THE CHALLENGES OF ASSESSING RISK

What makes this tricky is that almost any research project carries some risk, and risk is highly relative. “Suppose people who have carotid artery stenosis, but no symptoms, are enrolled in a study that involves a procedure with a 1 to 2 percent complication rate,” said James F. Toole, MD, Director of the Stroke and Vascular Dementia Center at Wake Forest University School of Medicine in Winston-Salem, NC. “A 2 percent complication rate may not sound bad. Drug companies might say that's pretty good for one of their drugs, but if airplanes crashed 2 percent of the time, people would be up in arms.”

Leon J. Thal, MD, PhD, Chair and Professor of Neurosciences at the University of California-San Diego, where he is Director of the Alzheimer's Disease Research Center, contends that Dr. Kim's survey shows that ordinary people are capable of assessing for themselves as well as for loved ones the amount of risk posed by a research project.

“I believe these views are generally representative of the American population,” Dr. Thal said in an e-mail to Neurology Today. “They represent a thoughtful balancing of risks and benefits of clinical research in Alzheimer disease.”

Dr. Kim's study builds on previous studies, such as the one conducted by David Wendler, PhD, of the NIH, which was published in the April 2002 issue of The American Journal of Psychiatry.

Dr. Wendler reported that a majority of nearly 250 people with a family history of Alzheimer disease said they would be willing to participate in research even if they lost their ability to consent. Most also would allow family members to make research decisions for them.

Dr. Karlawish said he was hopeful that this accumulated evidence will lead to research guidelines that are flexible enough to promote research, but firm enough to prevent exploitation of incapacitated patients. Two previous attempts to create such guidelines, he noted, were spurred by questionable research practices.

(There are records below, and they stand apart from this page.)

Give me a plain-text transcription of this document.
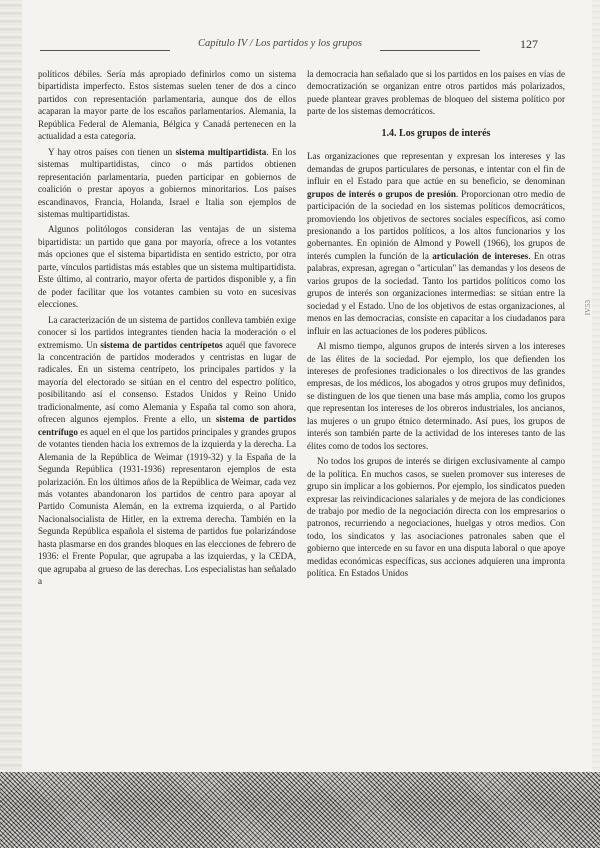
Capítulo IV / Los partidos y los grupos	127

políticos débiles. Sería más apropiado definirlos como un sistema bipartidista imperfecto. Estos sistemas suelen tener de dos a cinco partidos con representación parlamentaria, aunque dos de ellos acaparan la mayor parte de los escaños parlamentarios. Alemania, la República Federal de Alemania, Bélgica y Canadá pertenecen en la actualidad a esta categoría.

Y hay otros países con tienen un sistema multipartidista. En los sistemas multipartidistas, cinco o más partidos obtienen representación parlamentaria, pueden participar en gobiernos de coalición o prestar apoyos a gobiernos minoritarios. Los países escandinavos, Francia, Holanda, Israel e Italia son ejemplos de sistemas multipartidistas.

Algunos politólogos consideran las ventajas de un sistema bipartidista: un partido que gana por mayoría, ofrece a los votantes más opciones que el sistema bipartidista en sentido estricto, por otra parte, vínculos partidistas más estables que un sistema multipartidista. Este último, al contrario, mayor oferta de partidos disponible y, a fin de poder facilitar que los votantes cambien su voto en sucesivas elecciones.

La caracterización de un sistema de partidos conlleva también exige conocer si los partidos integrantes tienden hacia la moderación o el extremismo. Un sistema de partidos centrípetos aquél que favorece la concentración de partidos moderados y centristas en lugar de radicales. En un sistema centrípeto, los principales partidos y la mayoría del electorado se sitúan en el centro del espectro político, posibilitando así el consenso. Estados Unidos y Reino Unido tradicionalmente, así como Alemania y España tal como son ahora, ofrecen algunos ejemplos. Frente a ello, un sistema de partidos centrífugo es aquel en el que los partidos principales y grandes grupos de votantes tienden hacia los extremos de la izquierda y la derecha. La Alemania de la República de Weimar (1919-32) y la España de la Segunda República (1931-1936) representaron ejemplos de esta polarización. En los últimos años de la República de Weimar, cada vez más votantes abandonaron los partidos de centro para apoyar al Partido Comunista Alemán, en la extrema izquierda, o al Partido Nacionalsocialista de Hitler, en la extrema derecha. También en la Segunda República española el sistema de partidos fue polarizándose hasta plasmarse en dos grandes bloques en las elecciones de febrero de 1936: el Frente Popular, que agrupaba a las izquierdas, y la CEDA, que agrupaba al grueso de las derechas. Los especialistas han señalado a

la democracia han señalado que si los partidos en los países en vías de democratización se organizan entre otros partidos más polarizados, puede plantear graves problemas de bloqueo del sistema político por parte de los sistemas democráticos.

1.4. Los grupos de interés

Las organizaciones que representan y expresan los intereses y las demandas de grupos particulares de personas, e intentar con el fin de influir en el Estado para que actúe en su beneficio, se denominan grupos de interés o grupos de presión. Proporcionan otro medio de participación de la sociedad en los sistemas políticos democráticos, promoviendo los objetivos de sectores sociales específicos, así como presionando a los partidos políticos, a los altos funcionarios y los gobernantes. En opinión de Almond y Powell (1966), los grupos de interés cumplen la función de la articulación de intereses. En otras palabras, expresan, agregan o "articulan" las demandas y los deseos de varios grupos de la sociedad. Tanto los partidos políticos como los grupos de interés son organizaciones intermedias: se sitúan entre la sociedad y el Estado. Uno de los objetivos de estas organizaciones, al menos en las democracias, consiste en capacitar a los ciudadanos para influir en las actuaciones de los poderes públicos.

Al mismo tiempo, algunos grupos de interés sirven a los intereses de las élites de la sociedad. Por ejemplo, los que defienden los intereses de profesiones tradicionales o los directivos de las grandes empresas, de los médicos, los abogados y otros grupos muy definidos, se distinguen de los que tienen una base más amplia, como los grupos que representan los intereses de los obreros industriales, los ancianos, las mujeres o un grupo étnico determinado. Así pues, los grupos de interés son también parte de la actividad de los intereses tanto de las élites como de todos los sectores.

No todos los grupos de interés se dirigen exclusivamente al campo de la política. En muchos casos, se suelen promover sus intereses de grupo sin implicar a los gobiernos. Por ejemplo, los sindicatos pueden expresar las reivindicaciones salariales y de mejora de las condiciones de trabajo por medio de la negociación directa con los empresarios o patronos, recurriendo a negociaciones, huelgas y otros medios. Con todo, los sindicatos y las asociaciones patronales saben que el gobierno que intercede en su favor en una disputa laboral o que apoye medidas económicas específicas, sus acciones adquieren una impronta política. En Estados Unidos

IV.53
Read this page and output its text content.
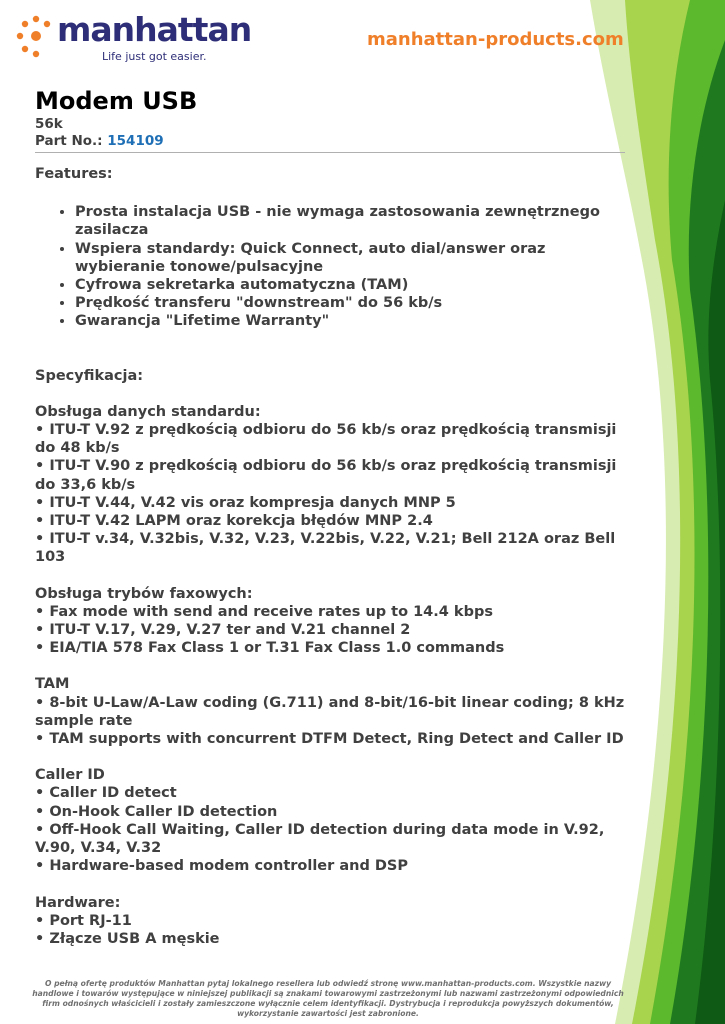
manhattan
Life just got easier.
manhattan-products.com
Modem USB
56k
Part No.: 154109
Features:
• Prosta instalacja USB - nie wymaga zastosowania zewnętrznego zasilacza
• Wspiera standardy: Quick Connect, auto dial/answer oraz wybieranie tonowe/pulsacyjne
• Cyfrowa sekretarka automatyczna (TAM)
• Prędkość transferu "downstream" do 56 kb/s
• Gwarancja "Lifetime Warranty"
Specyfikacja:
Obsługa danych standardu:
• ITU-T V.92 z prędkością odbioru do 56 kb/s oraz prędkością transmisji do 48 kb/s
• ITU-T V.90 z prędkością odbioru do 56 kb/s oraz prędkością transmisji do 33,6 kb/s
• ITU-T V.44, V.42 vis oraz kompresja danych MNP 5
• ITU-T V.42 LAPM oraz korekcja błędów MNP 2.4
• ITU-T v.34, V.32bis, V.32, V.23, V.22bis, V.22, V.21; Bell 212A oraz Bell 103
Obsługa trybów faxowych:
• Fax mode with send and receive rates up to 14.4 kbps
• ITU-T V.17, V.29, V.27 ter and V.21 channel 2
• EIA/TIA 578 Fax Class 1 or T.31 Fax Class 1.0 commands
TAM
• 8-bit U-Law/A-Law coding (G.711) and 8-bit/16-bit linear coding; 8 kHz sample rate
• TAM supports with concurrent DTFM Detect, Ring Detect and Caller ID
Caller ID
• Caller ID detect
• On-Hook Caller ID detection
• Off-Hook Call Waiting, Caller ID detection during data mode in V.92, V.90, V.34, V.32
• Hardware-based modem controller and DSP
Hardware:
• Port RJ-11
• Złącze USB A męskie
O pełną ofertę produktów Manhattan pytaj lokalnego resellera lub odwiedź stronę www.manhattan-products.com. Wszystkie nazwy handlowe i towarów występujące w niniejszej publikacji są znakami towarowymi zastrzeżonymi lub nazwami zastrzeżonymi odpowiednich firm odnośnych właścicieli i zostały zamieszczone wyłącznie celem identyfikacji. Dystrybucja i reprodukcja powyższych dokumentów, wykorzystanie zawartości jest zabronione.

“In the 1970s some research subjects who were probably demented received injections of cancer cells to test their immune response,” Dr. Karlawish said. “In the 1990s some investigators did challenge studies on people with psychosis that involved inducing symptoms. Now well-meaning investigators are trying to do research that involves these kinds of participants, and unfortunately they're meeting a lot of resistance from institutional review boards, and not getting adequate guidance.”

Such questionable research procedures have led to proposed guidelines that would allow certain kinds of research on demented patients only if those patients have executed an advance directive specifically allowing their participation.

“No one's going to do that,” said Dr. Karlawish. “That doesn't respect how people regard proxy decision-making. Dr. Kim's research, and studies our group is doing, shows that people accept proxy consent for research if the proxy is someone they trust and have close relationship with.”

ARTICLE IN BRIEF

  • ✓ A survey indicated that among those at high-risk for dementia, more than 90 percent approved of having a surrogate enroll them in relatively low-risk studies involving observation, interview, and blood samples, as well as the drug trials; more than 50 percent would agree to have a surrogate enroll them in studies involving a brain biopsy and a gene transfer study that would involve neurosurgery.

REFERENCES

• Kim SYH, Kim HM, Tariot PN. What do people at risk for Alzheimer disease think about surrogate consent for research? Neurology 2005;65:1395–1401.